I want to prove that any polynomial of degree $k$ is in $\Theta(n^k)$. The coefficient of $n^k$, $a_{k}$, is positive.
I know I need $0 \leq c_{1}n^k \leq a_{k}n^k + ... + a_{0} \leq c_{2}n^k$ for all $n \geq n_0$.
The upper limit is easy to prove by taking $c_{2} = \sum\limits_{i=0}^k |a_i|$
I don't know how to prove the lower limit. Any hints?
I think I found a good way to prove $p(n) = \Omega(n^k)$:
We want to show that $0 \leq cn^k \leq p(n)\ \forall{n \geq n_{0}}$
We know $\lim_{n\to\infty} p(n)/n^k = a_{k}$
This gives us some intuition to choose $c \leq a_{k}$.
Let $c = a_{k}/2$
Now choose $n_{0}$ such that $cn^k = (a_{k}/2)n^k \leq p(n)\ \forall{n \geq n_{0}}$.
or rearranging, $(a_{k}/2)n^k \geq -\sum\limits_{i=0}^{k-1} a_{i}n^i\ \forall{n \geq n_{0}}$
or we can relax the inequality and pick $n_{0}$ such that $(a_{k}/2)n^k \geq \sum\limits_{i=0}^{k-1} |a_{i}|n^i\ \forall{n \geq n_{0}}$
or $(a_{k}/2)n^k \geq n^{k-1}\sum\limits_{i=0}^{k-1} |a_{i}|n^{i-(k-1)}\ \forall{n \geq n_{0}}$
or we can relax the inequality and pick $n_{0}$ such that $(a_{k}/2)n \geq \sum\limits_{i=0}^{k-1} |a_{i}|\ \forall{n \geq n_{0}}$ since $n^{i-(k-1)} \leq 1$
Hence pick $n_{0} = 2/a_{k}\sum\limits_{i=0}^{k-1} |a_{i}|$
We now have a $c$ and $n_{0}$ such that $0 \leq cn^k \leq p(n)\ \forall{n \geq n_{0}}$
Hence proved.
Let \begin{align*} p(n) &=a_kn^k + \dots + a_0 \\ &= \tfrac12a_k n^k + \tfrac12a_k n^k + a_{k-1}n^{k-1} + \dots +a_{0}\\ &=\tfrac12a_kn^k + \left(\tfrac{a_k}{2k}n^k + a_{k-1}n^{k-1}\right) + \left(\tfrac{a_k}{2k}n^k + a_{k-2}n^{k-2}\right) + \dotsc\\ &\qquad + \left(\tfrac{a_k}{2k}n^k + a_{0}\right)\,. \end{align*}
Since $a_k>0$, we have, for all large enough $n$, \begin{align*} \tfrac{a_k}{2k}n^k + a_{k-1}n^{k-1} &\geq 0\\ \tfrac{a_k}{2k}n^k + a_{k-2}n^{k-2} &\geq 0\\ &\vdots\\ \tfrac{a_k}{2k}n^k + a_{0} &\geq 0\,. \end{align*}
Therefore, we have $p(n)\geq\tfrac12a_{k}n^k$ for all large enough $n$ (i.e., we can take $c=a_k/2$).
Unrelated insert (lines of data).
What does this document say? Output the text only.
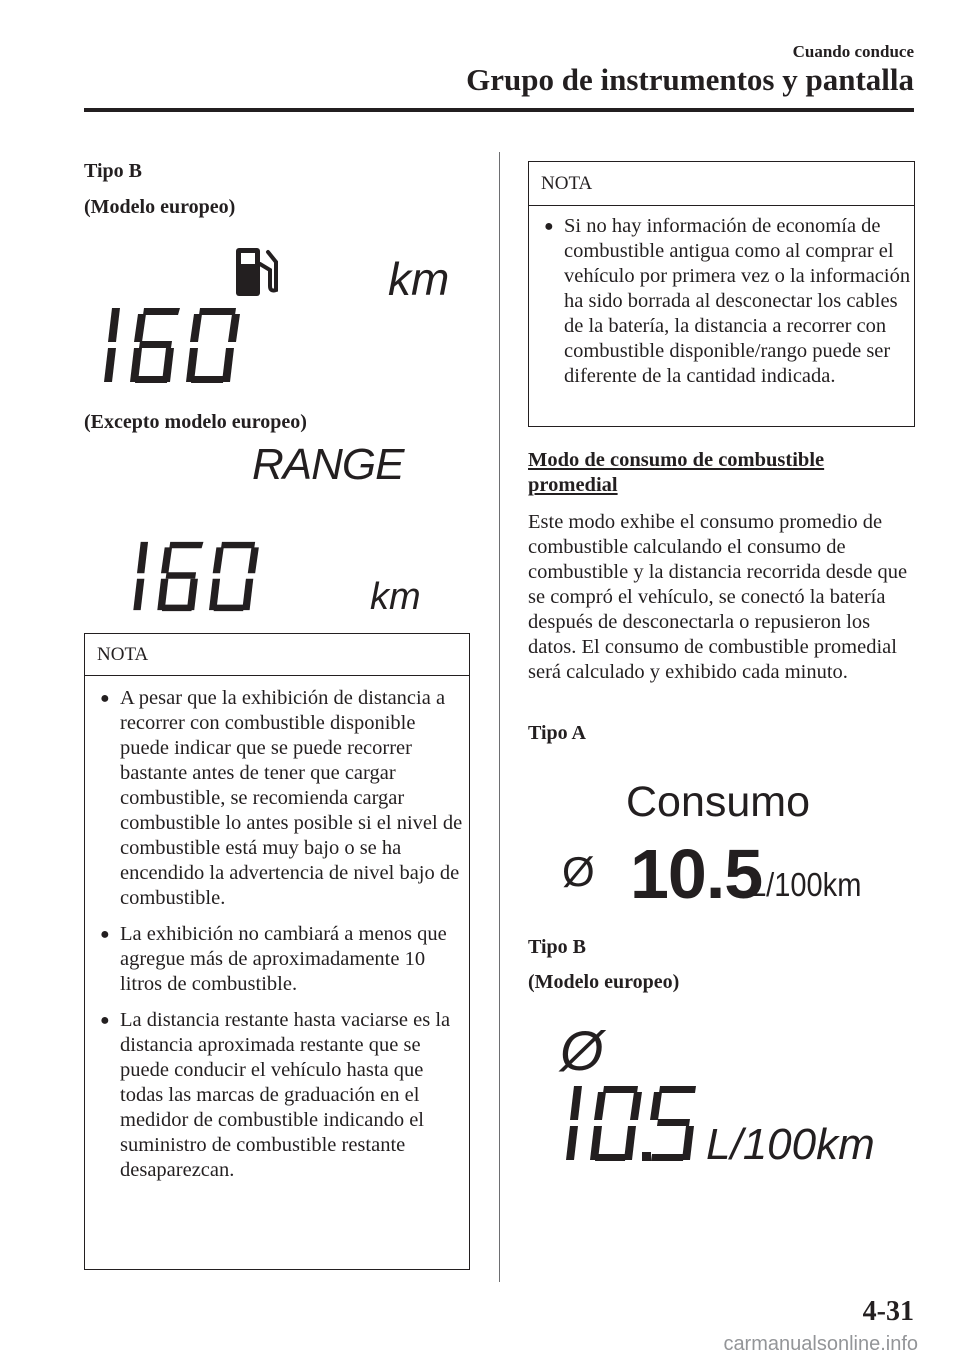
Cuando conduce
Grupo de instrumentos y pantalla
Tipo B
(Modelo europeo)
km
(Excepto modelo europeo)
RANGE
km
NOTA
● A pesar que la exhibición de distancia a recorrer con combustible disponible puede indicar que se puede recorrer bastante antes de tener que cargar combustible, se recomienda cargar combustible lo antes posible si el nivel de combustible está muy bajo o se ha encendido la advertencia de nivel bajo de combustible.
● La exhibición no cambiará a menos que agregue más de aproximadamente 10 litros de combustible.
● La distancia restante hasta vaciarse es la distancia aproximada restante que se puede conducir el vehículo hasta que todas las marcas de graduación en el medidor de combustible indicando el suministro de combustible restante desaparezcan.
NOTA
● Si no hay información de economía de combustible antigua como al comprar el vehículo por primera vez o la información ha sido borrada al desconectar los cables de la batería, la distancia a recorrer con combustible disponible/rango puede ser diferente de la cantidad indicada.
Modo de consumo de combustible promedial
Este modo exhibe el consumo promedio de combustible calculando el consumo de combustible y la distancia recorrida desde que se compró el vehículo, se conectó la batería después de desconectarla o repusieron los datos. El consumo de combustible promedial será calculado y exhibido cada minuto.
Tipo A
Consumo
Ø 10.5
L/100km
Tipo B
(Modelo europeo)
Ø
L/100km
4-31
carmanualsonline.info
For the lower limit, use the fact that for $i > 0$, $\lim_{n\to\infty} n^{-i} = 0$. This means that for every $\epsilon > 0$ and $i > 0$ you can find $n_0$ such that for $n \geq n_0$, $n^{-i} < \epsilon$. Try to use this to prove that for every $\epsilon > 0$ there is $n_0$ such that for $n \geq n_0$, $$ \sum_{i=0}^k a_i n^i \geq (a_k - \epsilon) n^k. $$
We know that if the limit $$\lim_{n->\infty}\frac{f(n)}{g(n)}$$ exists and is strictly between zero and infinity, then $f(n)\in\Theta(g)$. In this case, we need to evaluate the limit $$\lim_{n->\infty}\frac{a_k n^k+a_{k-1}n^{k-1}+\cdots+a_1 n+a_0}{n^k}.$$ But this limit can be split into the $k+1$ limits $$\lim_{n->\infty}\frac{a_i n^i}{n^k},$$ where $0\le i\le k$. Each limit evaluates to zero for all $i\ne k$ and when $i=k$ the limit evaluates to $a_k>0$, so the polynomial is in $\Theta(n^k)$.
Assume $c_k$ > 0. Given the coefficients, show that there is an n > 0 such that $c_0·n^0$, $c_1·n^1$, ..., $c_{k-1}·n^{k-1}$ are all less than $(c_k·n^k)/(2n)$ (for each index you find a closed form expression for the smallest n). Then the polynomial is between $0.5·c_k·n^k$ and $1.5·c_k·n^k$.